Senti che Storie…

di Af -

Qui e altrove

Nelle piazze semivuote di Roma e Milano, quelle piazze da cui si attendeva la condanna dell’islam moderato nei confronti dell’islam jihadista, è echeggiato un appello che suonava più o meno così: “Contro il terrore a Parigi ma anche contro le morti in Iraq, Afghanistan, Gaza e Siria”. Uno slogan astuto, che dimostra però la debolezza intrinseca dell’iniziativa e l’ambiguità di fondo dei manifestanti.
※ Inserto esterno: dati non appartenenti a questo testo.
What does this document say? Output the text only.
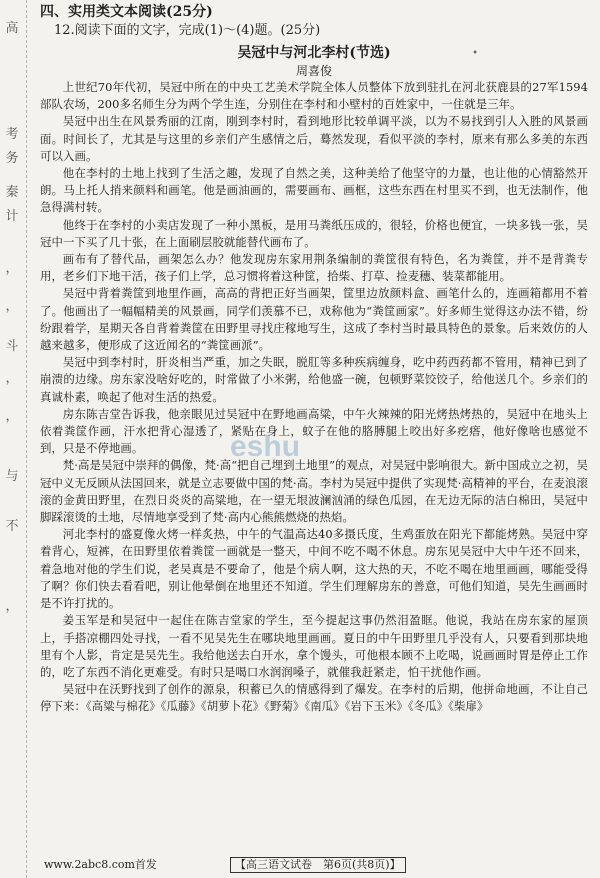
四、实用类文本阅读(25分)
12.阅读下面的文字，完成(1)～(4)题。(25分)
•
吴冠中与河北李村(节选)
周喜俊

上世纪70年代初，吴冠中所在的中央工艺美术学院全体人员整体下放到驻扎在河北获鹿县的27军1594部队农场，200多名师生分为两个学生连，分别住在李村和小壁村的百姓家中，一住就是三年。

吴冠中出生在风景秀丽的江南，刚到李村时，看到地形比较单调平淡，以为不易找到引人入胜的风景画面。时间长了，尤其是与这里的乡亲们产生感情之后，蓦然发现，看似平淡的李村，原来有那么多美的东西可以入画。

他在李村的土地上找到了生活之趣，发现了自然之美，这种美给了他坚守的力量，也让他的心情豁然开朗。马上托人捎来颜料和画笔。他是画油画的，需要画布、画框，这些东西在村里买不到，也无法制作，他急得满村转。

他终于在李村的小卖店发现了一种小黑板，是用马粪纸压成的，很轻，价格也便宜，一块多钱一张，吴冠中一下买了几十张，在上面刷层胶就能替代画布了。

画布有了替代品，画架怎么办？他发现房东家用荆条编制的粪筐很有特色，名为粪筐，并不是背粪专用，老乡们下地干活，孩子们上学，总习惯将着这种筐，拾柴、打草、捡麦穗、装菜都能用。

吴冠中背着粪筐到地里作画，高高的背把正好当画架，筐里边放颜料盒、画笔什么的，连画箱都用不着了。他画出了一幅幅精美的风景画，同学们羡慕不已，戏称他为“粪筐画家”。好多师生觉得这办法不错，纷纷跟着学，星期天各自背着粪筐在田野里寻找庄稼地写生，这成了李村当时最具特色的景象。后来效仿的人越来越多，便形成了这近闻名的“粪筐画派”。

吴冠中到李村时，肝炎相当严重，加之失眠，脱肛等多种疾病缠身，吃中药西药都不管用，精神已到了崩溃的边缘。房东家没啥好吃的，时常做了小米粥，给他盛一碗，包顿野菜饺饺子，给他送几个。乡亲们的真诚朴素，唤起了他对生活的热爱。

房东陈吉堂告诉我，他亲眼见过吴冠中在野地画高粱，中午火辣辣的阳光烤热烤热的，吴冠中在地头上依着粪筐作画，汗水把背心湿透了，紧贴在身上，蚊子在他的胳膊腿上咬出好多疙瘩，他好像啥也感觉不到，只是不停地画。

梵·高是吴冠中崇拜的偶像，梵·高“把自己埋到土地里”的观点，对吴冠中影响很大。新中国成立之初，吴冠中义无反顾从法国回来，就是立志要做中国的梵·高。李村为吴冠中提供了实现梵·高精神的平台，在麦浪滚滚的金黄田野里，在烈日炎炎的高粱地，在一望无垠波澜汹涌的绿色瓜园，在无边无际的洁白棉田，吴冠中脚踩滚烫的土地，尽情地享受到了梵·高内心熊熊燃烧的热焰。

河北李村的盛夏像火烤一样炙热，中午的气温高达40多摄氏度，生鸡蛋放在阳光下都能烤熟。吴冠中穿着背心，短裤，在田野里依着粪筐一画就是一整天，中间不吃不喝不休息。房东见吴冠中大中午还不回来，着急地对他的学生们说，老吴真是不要命了，他是个病人啊，这大热的天，不吃不喝在地里画画，哪能受得了啊？你们快去看看吧，别让他晕倒在地里还不知道。学生们理解房东的善意，可他们知道，吴先生画画时是不许打扰的。

姜玉军是和吴冠中一起住在陈吉堂家的学生，至今提起这事仍然泪盈眶。他说，我站在房东家的屋顶上，手搭凉棚四处寻找，一看不见吴先生在哪块地里画画。夏日的中午田野里几乎没有人，只要看到那块地里有个人影，肯定是吴先生。我给他送去白开水，拿个馒头，可他根本顾不上吃喝，说画画时胃是停止工作的，吃了东西不消化更难受。有时只是喝口水润润嗓子，就催我赶紧走，怕干扰他作画。

吴冠中在沃野找到了创作的源泉，积蓄已久的情感得到了爆发。在李村的后期，他拼命地画，不让自己停下来：《高粱与棉花》《瓜藤》《胡萝卜花》《野菊》《南瓜》《岩下玉米》《冬瓜》《柴扉》

eshu
www.2abc8.com首发	【高三语文试卷　第6页(共8页)】
高
考
务
秦
计
，
，
斗
，
，
与
不
，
La tecnica comunicativa è quella della “diluizione”: sminuire il particolare annegandolo nell’universale, distrarre dal “qui” per concentrarsi sull’“altrove”. Un po’ come nell’estate del 1968 quando l’URSS invase Praga: in un’assemblea all’università di Torino gli studenti ammisero all’ordine del giorno il dibattito sui fatti cecoslovacchi, ma solo a patto che si levasse forte e chiara la condanna dell’imperialismo statunitense.

I libri del califfo

Nel 641 dopo Cristo gli Arabi del califfo Omar ibn al-Khattab incendiarono la grande biblioteca di Alessandria. Il califfo disse che, tanto, i libri sono inutili o dannosi: inutili se conformi alla fede, dannosi se contrari. Sono passati quasi quattordici secoli ma la sensazione è che da allora il tempo si sia mosso con una lentezza prossima all’immobilismo. Uno studio dell’ONU intitolato Arab Human Development riferisce che «l’intero mondo arabo traduce annualmente circa 300 libri, un quinto di quelli che si traducono in Grecia». In oltre mille anni, conclude lo studio – che è del 2002 ma, vista la prospettiva plurisecolare, certo ancora attendibile – i libri tradotti complessivamente in Arabia Saudita, Bahrein, Egitto, Emirati Arabi, Giordania, Iraq, Kuwait, Libano, Libia, Marocco, Mauritania, Oman, Qatar, Siria, Somalia, Sudan, Tunisia, e Yemen sono stati circa 100.000. Meno di quelli tradotti in Italia nell’ultimo decennio.

La paura

«Ma ovunque e da tutti c’era il timore. Gli austriaci che entravano temevano le imboscate. I turchi avevano paura degli austriaci, i serbi degli austriaci e dei turchi. Gli ebrei avevano paura di tutto e di tutti, poiché, specialmente in tempo di guerra, chiunque è più forte di loro». Così Ivo Andrić descrive l’occupazione austroungarica della Bosnia del 1878 nel suo straordinario romanzo intitolato Il ponte sulla Drina. Un passaggio che ci è tornato in mente, mutatis mutandi, osservando il complicato groviglio di timori, indecisioni e interessi che tengono in ostaggio le potenze coinvolte nella matassa mediorientale.

SuperMario

I rivoluzionari dei salotti bene, gli arditi del popolo in armi, i fanatici della bella morte proletaria se la presero a male: Salvador Allende morì mitra in pugno, ucciso dai soldati di Pinochet, guai a sostenere il contrario. Mario Cervi, inviato del Corriere della Sera a Santiago del Cile, fu pesantemente contestato quando spiegò che le cose erano andate diversamente: il presidente cileno, ormai privo di scampo, si era suicidato; ma il tragico epilogo – aggiunse – nulla toglieva alla parabola storica e al mito nascente dell’uomo.
Ci piace ricordare con questo episodio la scomparsa di uno degli ultimi esponenti della “brigata” montanelliana che, proprio un anno dopo, nel 1974, fondò Il Giornale da una costola del Corriere. Efficace divulgatore di storia – con Montanelli firmò a partire dal 1979 i volumi della Storia d’Italia – Mario Cervi era un giornalista-gentiluomo dalla scrittura cristallina e immediata, sobria e poco incline alla polemica grossolana. Insomma, un fuoriclasse (liberale) d’altri tempi.